While the palladium market surprised the trade with a higher high and positive action yesterday despite weakness in many other precious metal markets and have fallen back this morning which has dampened bullish sentiment. In retrospect, we think positive Chinese economic data and a general overall improvement in psychology throughout the global marketplace from a smattering of positive data this week is providing fresh speculative buying. On the other hand, palladium prices are approaching resistance from a sideways consolidation pattern on the charts and the bull camp probably needs major upbeat headline news to rally to the $2,400 level. Another potential resistance thickening force is the fact that China is on holiday. With the palladium market showing weakness and the platinum market showing strength yesterday, we suspect that a reversal of long palladium/short platinum spread trades is now in motion and that action looks to benefit platinum again today. In other words, we do not see the rally in platinum as a fundamentally driven rally! However, in a material development from yesterday, platinum ETF holdings increased by a notable 10,914 ounces bringing this year’s net increase in holdings to 13%! In the near term, we see significant resistance at $914.50 and the potential for normal back and fill action down to $873.50 from volatility off Washington and payrolls.

While gold and silver charts this week have shown a modest upward track, we see both markets remaining within the general downtrend pattern started back in early August. However, the bull camp is in control of near-term price action because of improved economic psychology from scheduled data and primarily because of hope for a stimulus package.
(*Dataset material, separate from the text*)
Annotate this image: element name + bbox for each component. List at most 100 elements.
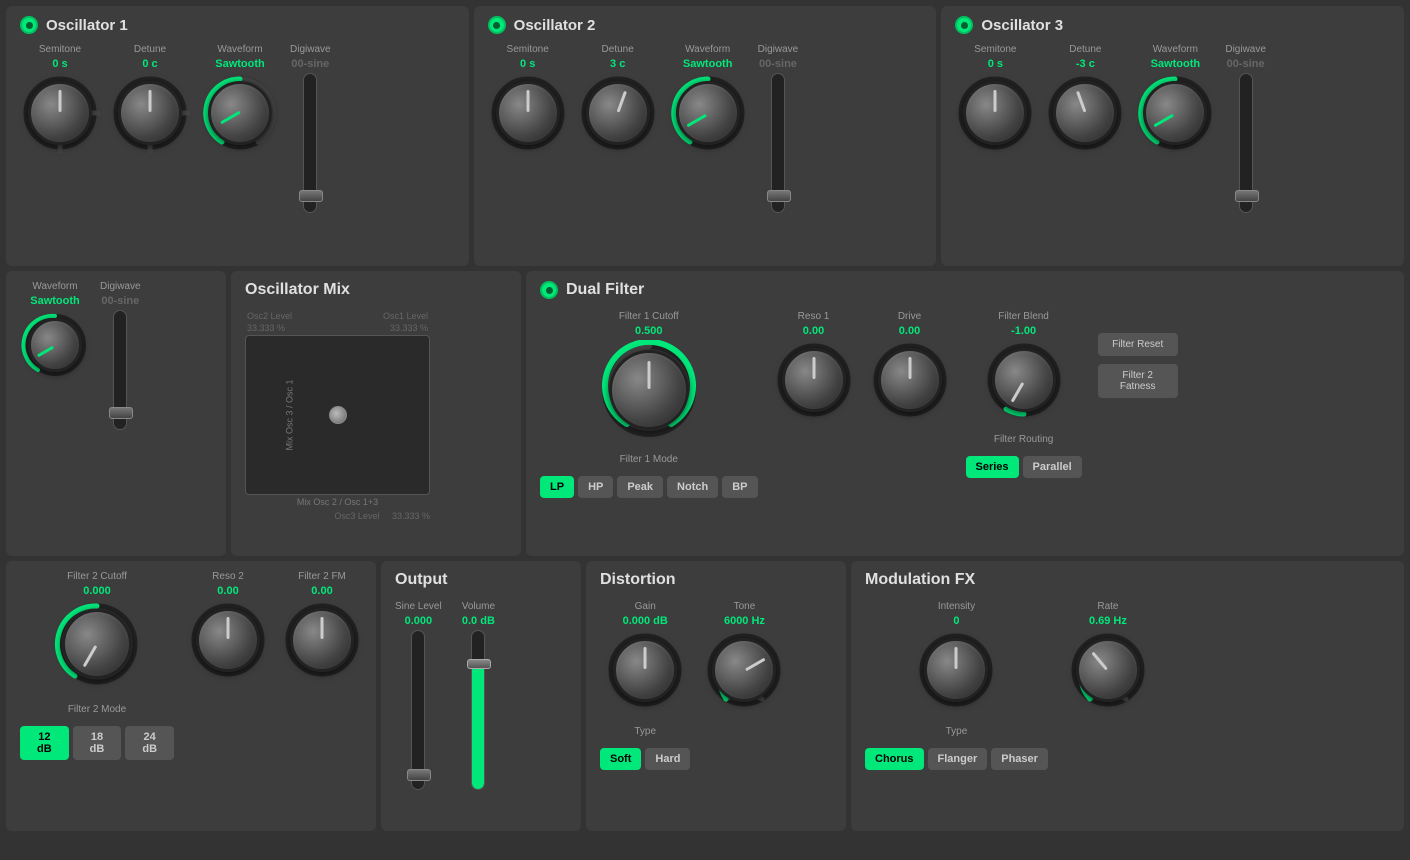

Unfortunately for the bull camp, we do not detect a building bullish buzz and the anticipation of a stimulus is likely to be a greater force than the optimism seen once the package is agreed-upon. Certainly, a slight downward tilt in the dollar adds to the anemic upward track but without a notable leveling out/decline of infections, a surge in confidence that rapid tests will change the paradigm, or really strong evidence of a successful vaccine, the current rally might be an opportunity for wounded longs to exit and aggressive traders to get short. In the coming 48 hours, we see a continued “buy the rumor” rally with resistance/targeting in December gold at $1898 and similar targeting/resistance in December silver seen at $24.82.